Dès lors que les présumés assassins ne sont pas les bénéficiaires du crime manqué, à qui profiterait donc l’assassinat de Martin Assogba ? Tous les amateurs de films de romans policiers sont coutumiers de cette interrogation basique qui fonde toutes enquêtes des héros des séries télévisées. La réalité n’est pas différente de la fiction. Un crime a toujours un auteur ou/et un commanditaire et un mobile. Car le crime profite toujours à quelqu’un. Connaissant Martin et son franc parler légendaire, on aurait pu penser à un assassinat à mobile politique. Les déclarations fracassantes sur l’affaire du juge Angelo auraient pu être l’élçément déclencheur. Mais Martin et d’autres leaders d’opinion en ont dit de plus grave dans la même période. Au demeurant, le Dgpn Houndégnon a, dès le départ écarté la piste politique, lorsqu’il a évoqué celle du développement local. Connaissant l’homme et ses comportements passés, on aurait pu penser qu’il était en «mission de disculpation» pour le compte de celui qui l’a bombardé au poste enviable et envié de Dgpn. C’est de bonne guerre ! Mais pourquoi diantre avait –il besoin d’être affirmativement catégorique dès le début du dossier sur cette piste locale ?
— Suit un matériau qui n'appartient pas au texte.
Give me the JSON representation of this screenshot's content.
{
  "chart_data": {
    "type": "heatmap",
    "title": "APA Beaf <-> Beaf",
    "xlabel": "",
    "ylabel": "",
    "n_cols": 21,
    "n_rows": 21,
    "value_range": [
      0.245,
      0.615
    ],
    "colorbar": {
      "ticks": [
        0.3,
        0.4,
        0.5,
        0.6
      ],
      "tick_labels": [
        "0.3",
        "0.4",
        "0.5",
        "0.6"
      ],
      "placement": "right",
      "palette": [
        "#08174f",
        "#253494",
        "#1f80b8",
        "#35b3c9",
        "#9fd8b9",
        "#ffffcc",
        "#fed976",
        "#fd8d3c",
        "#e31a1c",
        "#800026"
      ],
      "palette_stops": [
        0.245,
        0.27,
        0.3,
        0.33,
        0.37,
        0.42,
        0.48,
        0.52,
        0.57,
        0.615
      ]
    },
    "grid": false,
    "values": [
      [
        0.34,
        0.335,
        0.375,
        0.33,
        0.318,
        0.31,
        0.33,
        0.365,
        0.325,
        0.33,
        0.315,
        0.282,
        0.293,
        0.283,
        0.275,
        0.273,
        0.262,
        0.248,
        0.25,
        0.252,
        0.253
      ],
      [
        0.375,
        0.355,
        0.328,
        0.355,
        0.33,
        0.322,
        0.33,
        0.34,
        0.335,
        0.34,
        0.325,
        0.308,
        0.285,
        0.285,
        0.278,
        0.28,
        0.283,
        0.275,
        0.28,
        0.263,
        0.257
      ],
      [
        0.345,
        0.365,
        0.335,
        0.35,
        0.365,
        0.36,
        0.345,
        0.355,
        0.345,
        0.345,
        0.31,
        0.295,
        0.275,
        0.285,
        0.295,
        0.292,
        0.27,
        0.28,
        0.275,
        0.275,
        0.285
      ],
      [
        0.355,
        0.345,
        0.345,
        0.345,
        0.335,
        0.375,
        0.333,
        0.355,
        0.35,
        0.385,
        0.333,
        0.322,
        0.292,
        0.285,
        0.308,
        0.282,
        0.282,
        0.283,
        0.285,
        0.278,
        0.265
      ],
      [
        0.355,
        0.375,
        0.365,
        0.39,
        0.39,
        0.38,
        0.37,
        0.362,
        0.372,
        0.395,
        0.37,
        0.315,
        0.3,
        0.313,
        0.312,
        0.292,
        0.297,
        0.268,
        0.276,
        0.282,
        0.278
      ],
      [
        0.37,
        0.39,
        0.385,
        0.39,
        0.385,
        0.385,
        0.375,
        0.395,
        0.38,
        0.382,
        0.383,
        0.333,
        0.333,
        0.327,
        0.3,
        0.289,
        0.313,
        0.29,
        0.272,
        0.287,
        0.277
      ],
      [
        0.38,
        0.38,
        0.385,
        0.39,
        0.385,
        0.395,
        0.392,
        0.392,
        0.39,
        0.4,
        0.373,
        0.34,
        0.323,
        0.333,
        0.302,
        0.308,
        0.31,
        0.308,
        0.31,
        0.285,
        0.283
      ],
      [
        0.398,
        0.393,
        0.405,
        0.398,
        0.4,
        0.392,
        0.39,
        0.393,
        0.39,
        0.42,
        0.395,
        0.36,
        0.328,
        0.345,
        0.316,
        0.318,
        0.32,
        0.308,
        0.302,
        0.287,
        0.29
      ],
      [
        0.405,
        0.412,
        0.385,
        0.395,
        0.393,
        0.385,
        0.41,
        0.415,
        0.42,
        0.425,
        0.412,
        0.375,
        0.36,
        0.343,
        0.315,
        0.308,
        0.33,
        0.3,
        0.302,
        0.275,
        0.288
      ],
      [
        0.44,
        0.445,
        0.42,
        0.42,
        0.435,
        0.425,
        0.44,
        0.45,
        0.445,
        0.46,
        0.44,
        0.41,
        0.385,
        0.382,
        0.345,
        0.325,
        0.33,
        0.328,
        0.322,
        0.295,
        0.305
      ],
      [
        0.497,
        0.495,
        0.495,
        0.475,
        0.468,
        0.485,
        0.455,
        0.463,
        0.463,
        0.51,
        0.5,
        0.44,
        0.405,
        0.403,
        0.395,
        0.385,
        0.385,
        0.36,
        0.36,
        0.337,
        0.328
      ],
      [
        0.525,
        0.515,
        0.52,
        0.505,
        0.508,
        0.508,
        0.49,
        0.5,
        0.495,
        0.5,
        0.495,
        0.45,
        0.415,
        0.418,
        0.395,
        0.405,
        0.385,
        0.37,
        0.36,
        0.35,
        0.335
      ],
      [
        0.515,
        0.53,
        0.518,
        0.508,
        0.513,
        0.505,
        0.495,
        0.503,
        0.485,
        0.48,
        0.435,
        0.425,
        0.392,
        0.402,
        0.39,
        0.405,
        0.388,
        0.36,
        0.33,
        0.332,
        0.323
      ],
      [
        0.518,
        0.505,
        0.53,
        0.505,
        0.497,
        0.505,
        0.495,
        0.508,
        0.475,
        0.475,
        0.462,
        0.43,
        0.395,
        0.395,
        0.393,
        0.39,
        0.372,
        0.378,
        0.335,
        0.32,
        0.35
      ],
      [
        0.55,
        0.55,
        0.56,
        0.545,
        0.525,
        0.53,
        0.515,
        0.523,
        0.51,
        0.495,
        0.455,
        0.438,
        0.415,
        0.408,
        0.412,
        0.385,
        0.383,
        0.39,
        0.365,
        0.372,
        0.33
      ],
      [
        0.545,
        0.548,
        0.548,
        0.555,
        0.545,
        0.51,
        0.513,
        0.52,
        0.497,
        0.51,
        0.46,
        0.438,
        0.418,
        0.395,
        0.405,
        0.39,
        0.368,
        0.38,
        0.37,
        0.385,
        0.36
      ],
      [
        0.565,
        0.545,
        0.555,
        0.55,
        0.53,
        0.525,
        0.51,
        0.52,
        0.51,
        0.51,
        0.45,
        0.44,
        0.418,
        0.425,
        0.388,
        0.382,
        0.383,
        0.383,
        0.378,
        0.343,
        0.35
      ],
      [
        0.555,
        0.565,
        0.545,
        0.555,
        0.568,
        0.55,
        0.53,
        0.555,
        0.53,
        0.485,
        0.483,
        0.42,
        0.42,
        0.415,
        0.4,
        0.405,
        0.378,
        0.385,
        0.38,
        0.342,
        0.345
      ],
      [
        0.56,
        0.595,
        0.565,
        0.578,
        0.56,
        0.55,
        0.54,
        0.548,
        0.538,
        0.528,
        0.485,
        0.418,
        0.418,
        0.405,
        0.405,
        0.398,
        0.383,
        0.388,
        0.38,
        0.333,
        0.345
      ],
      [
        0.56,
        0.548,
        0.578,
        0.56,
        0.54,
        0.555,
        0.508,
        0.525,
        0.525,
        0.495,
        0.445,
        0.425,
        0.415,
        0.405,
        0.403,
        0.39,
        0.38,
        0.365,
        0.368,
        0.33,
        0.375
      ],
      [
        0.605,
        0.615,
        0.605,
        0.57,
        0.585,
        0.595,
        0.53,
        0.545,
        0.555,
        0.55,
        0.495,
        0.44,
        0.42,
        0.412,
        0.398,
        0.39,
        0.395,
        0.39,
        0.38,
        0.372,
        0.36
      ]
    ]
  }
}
Au total, deux et deux questions seulement restent sans réponse à l’étape actuelle de l’instruction du dossier : Pourquoi le Dgpn Houndégnon a-t-il persisté dans ses déclarations même après la conférence de presse du procureur au cours de laquelle ce dernier a annoncé la mise en liberté provisoire des présumés assassins ? Qu’est-ce qui fonde son intime conviction réaffirmée au cours d’une surprenante conférence de presse en tandem avec le directeur de la gendarmerie que « si les présumés assassins n’étaient pas coupables, ils n’étaient pas non plus tout à fait innocents.» Cette question massive dont se chargera le juge instructeur n’est que le corrollaire de l’autre question tout aussi massive au cœur de l’affaire Martin Assogba : Quelle est donc cette fameuse affaire domaniale qui secoue la localité de Ouèdo dans laquelle Martin Assogba a pris position pour le camp à qui on a voulu imputer la tentative de son assassinat? La réponse à cette question jettera une lumière crue sur le ou les auteurs de cette tentative d’assassinat manqué ainsi que ses vrais commanditaires tapis dans l’ombre.
Aller jusqu’au bout !
L’affaire Martin Assogba est semble t-il une tentative d’assassinat manqué, qui peut être mis en parallèle, quant à la détermination d’aller jusqu’au bout, avec les affaires Lionel Agbo et celles dites de tentative d’assassinat et de coup d’état qui concernent directement le président Yayi. Dans le cas du président Yayi, dès le départ le crime est connu, tentative d’assassinat sans passage à l’acte, les présumés assassins aussi ainsi que leurs mobiles sont aussi connus dès l’entame de l’enquête. Dans le cas Martin, on connaît le délit : tentative d’assassinat manqué avec passage à l’acte mais on ne connaît ni les auteurs ni leurs mobiles. Une espèce deux poids deux mesures qui nous amène à souhaiter que l’enquête aille jusqu’à son terme. Et que cette affaire qui concerne un citoyen ordinaire aille jusqu’à son terme comme les deux affaires qui concernent le chef de l’Etat et qu’elle ne se termine pas en eau de boudin comme les affaires d’assassinat de Pierre Urbain Dangnivo ou autrefois, celles des assassinats classés sans suite du jeune inspecteur Koundé et de l’ex commandant de la Bac Tossou.